- Original film poster
- Directed by: Phil Karlson
- Screenplay by: DeVallon Scott Frank Nugent
- Based on: Leo Katcher (based upon a story by)
- Produced by: Lewis J. Rachmil
- Starring: Robert Francis Donna Reed May Wynn Philip Carey
- Cinematography: Charles Lawton Jr.
- Edited by: Henry Batista
- Music by: Paul Sawtell
- Color process: Technicolor
- Production company: Columbia Pictures
- Distributed by: Columbia Pictures
- Release dates: November 10, 1954 (Los Angeles); December 4, 1954 (United States);
- Running time: 84 minutes
- Country: United States
- Language: English

= They Rode West =

1954 film by Phil Karlson

They Rode West is a 1954 American Western film directed by Phil Karlson. It reunites two of the stars of The Caine Mutiny, Robert Francis and May Wynn. It also stars Donna Reed and Philip Carey. Based on the story Wood Hawk by Leo Katcher, it was filmed at the Corriganville movie ranch, using the same fort set that was built in 1948 for the John Ford film "Fort Apache."

==Plot==
Returning from a patrol, a well-liked officer of the 14th Cavalry is wounded in the leg by a renegade Kiowa's arrow. Brought back to the post, their incompetent surgeon kills him through a lack of knowledge of stopping bleeding. As the three previous post surgeons were an alcoholic, a drug addict and a surgeon whom the soldiers regarded as being a "butcher", a new surgeon is requested who is competent. Surgeon Lieutenant Seward arrives at the post with the wife of Colonel Waters, commanding the regiment, and his flirtatious niece Laurie.

Waters and Captain Peter Blake are concerned with recovering ten stolen repeating rifles and preventing the so-far-peaceful Kiowa from leaving their reservation to join up with the warlike Comanche. Both treat the Kiowa roughly as enemies without concern for their welfare as government wards and human beings.
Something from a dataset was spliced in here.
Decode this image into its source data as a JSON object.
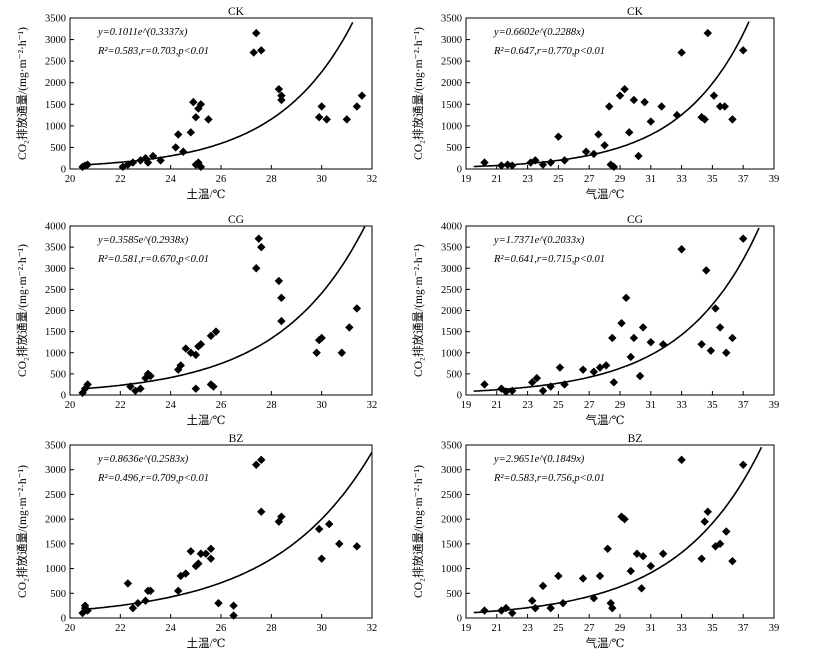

Doctor Seward accompanies Blake to the reservation to recover the rifles and meets a white woman who has become Manyi-ten, and the tribal medicine man, Isatai, gaining compassion for the Kiowa. The woman's son has malaria; Blake tries to prevent Seward from treating him, but Seward does so anyway.
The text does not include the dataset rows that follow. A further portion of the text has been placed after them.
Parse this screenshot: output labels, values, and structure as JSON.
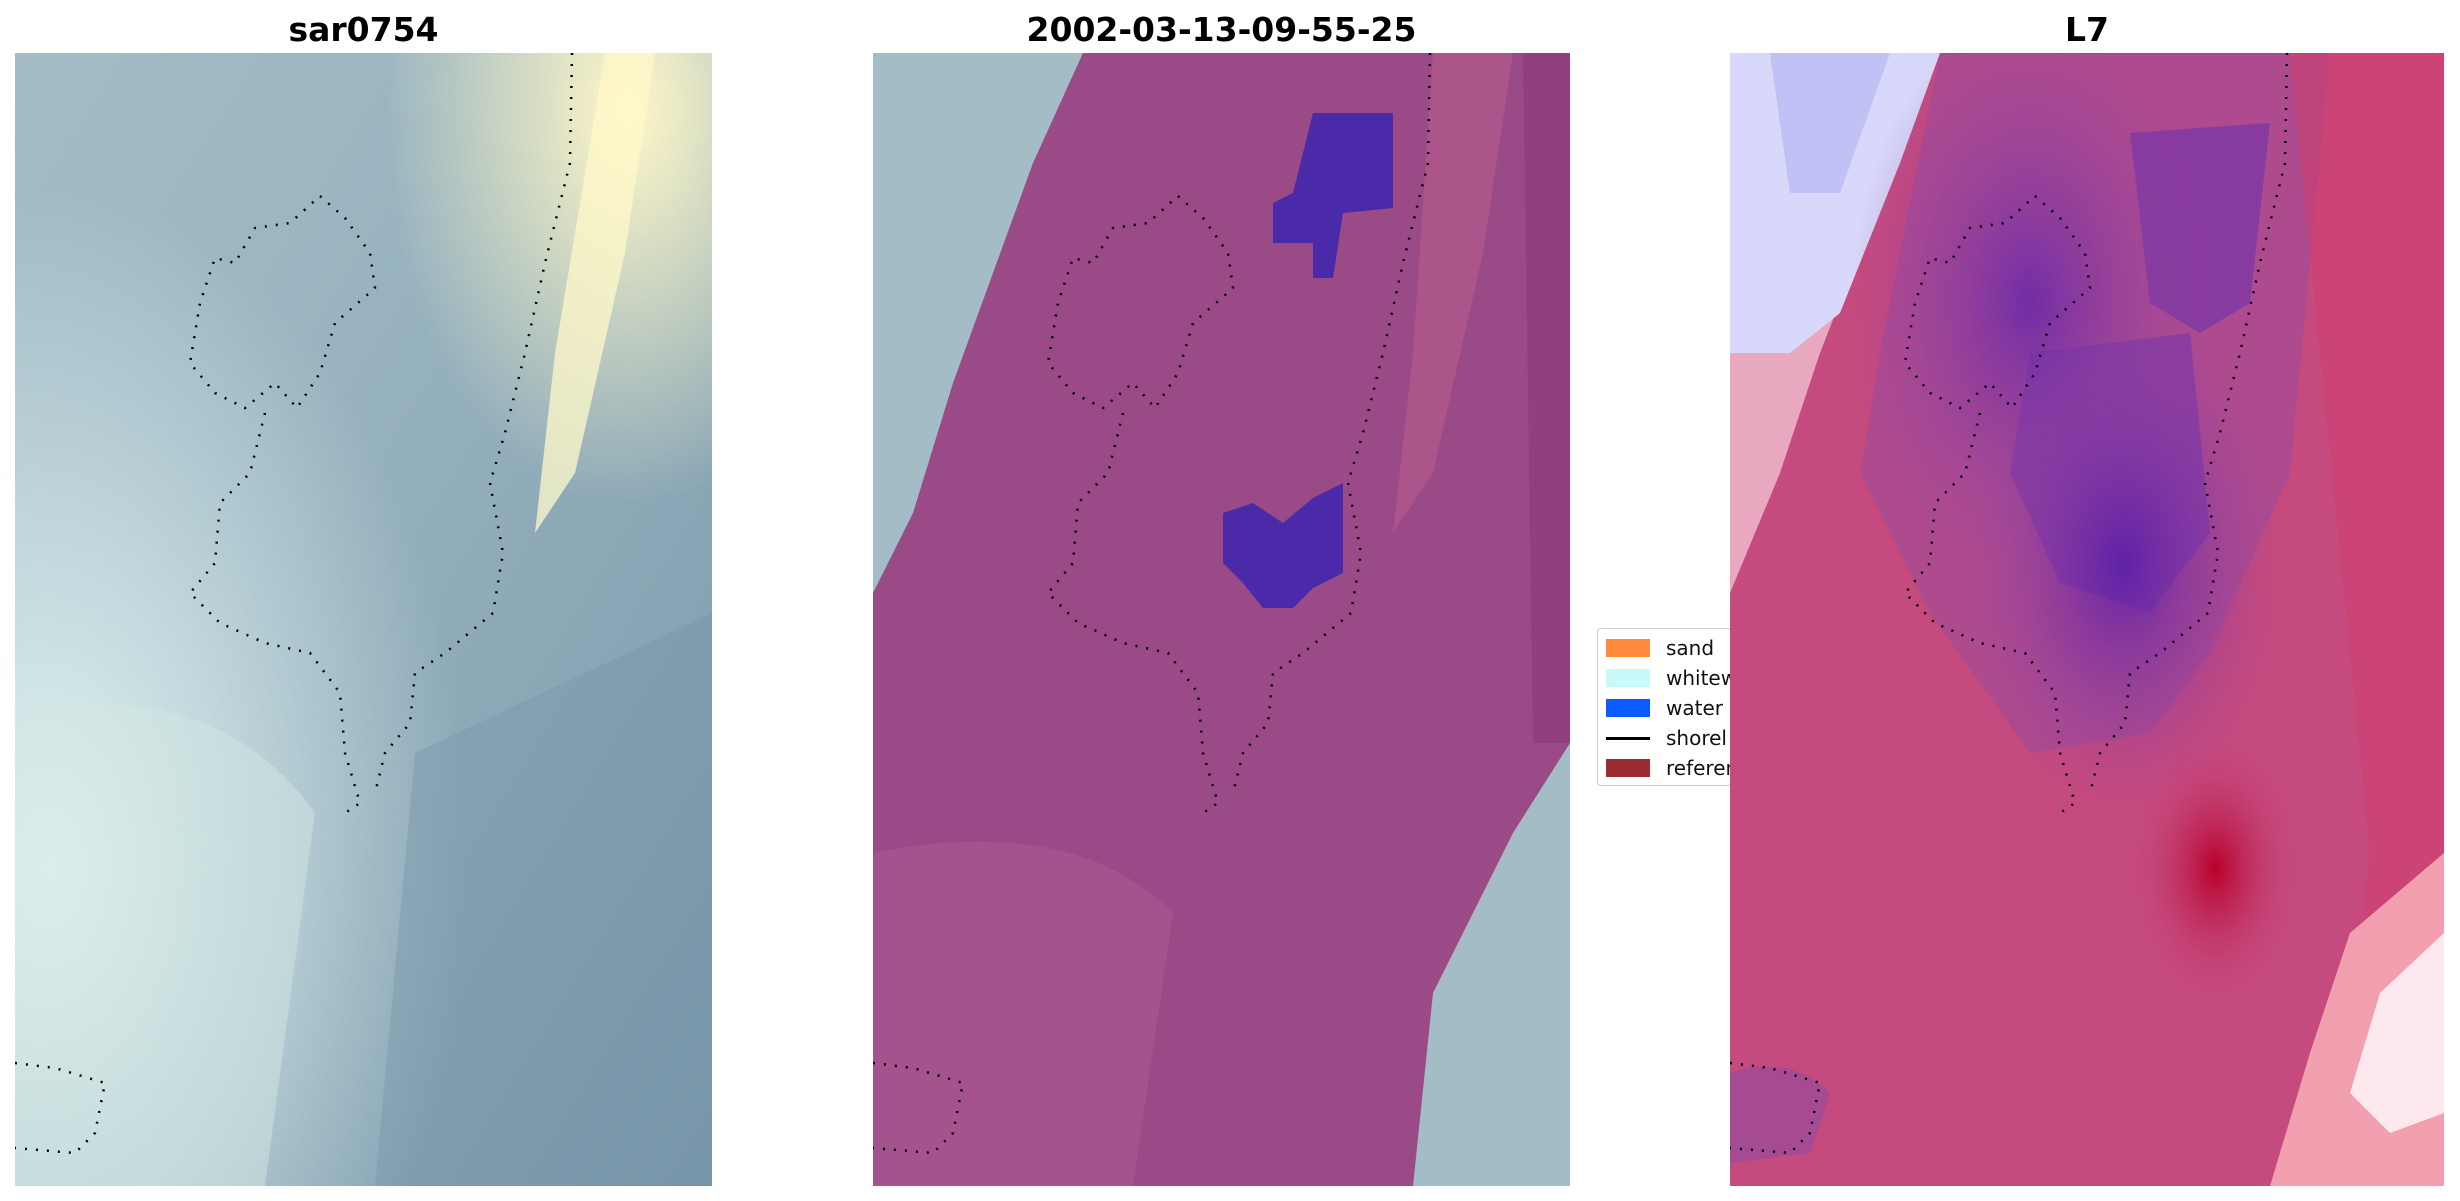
{
  "panels": [
    {
      "title": "sar0754"
    },
    {
      "title": "2002-03-13-09-55-25"
    },
    {
      "title": "L7"
    }
  ],
  "legend": {
    "items": [
      {
        "label": "sand",
        "color": "#ff8c3c",
        "kind": "patch"
      },
      {
        "label": "whitew",
        "color": "#c8fafa",
        "kind": "patch"
      },
      {
        "label": "water",
        "color": "#0a5aff",
        "kind": "patch"
      },
      {
        "label": "shorel",
        "color": "#000000",
        "kind": "line"
      },
      {
        "label": "referen",
        "color": "#9b2d32",
        "kind": "patch"
      }
    ]
  },
  "colors": {
    "rgb_base": "#a3bcc6",
    "classified_overlay": "#9a4a86",
    "water_class": "#4a2aa8",
    "l7_base": "#c54a7e",
    "l7_dark": "#6a2aa8",
    "l7_bright_red": "#e03a4a",
    "l7_white_blue": "#c8c8f6"
  }
}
Seward tries to prevent an epidemic and suggests that the Kiowa move off their fetid reservation to the high country. An angry Colonel Waters at first places him under house arrest but then sends him on a combat patrol that is ambushed when the two tribes combine against them. With a number of troopers killed and wounded, the command turns on Seward as a "wood hawk" (traitor). Only Laurie, with a growing compassion for the Kiowa, remains loyal to Seward.

Manyi-ten brings warning of a combined attack on the fort by both the Comanche and Kiowa. The fort is besieged and half of the garrison comes down with malaria. Seward leaves the post to persuade Isatai into making peace but Blake follows in the dark to kill him as a traitor. Instead he shoots Spotted Wolf, the warrior son of Chief Satanta. Seward brings Spotted Wolf back to the fort to operate on him and possibly stop the war. Despite his enmity, the colonel acquiesces in the face of the threat of overwhelming attack. Seward saves Spotted Wolf's life and Satanta calls off the war. Colonel Waters, in turn, vows to do all he can to allow the Kiowa to continue to live peacefully in the high country.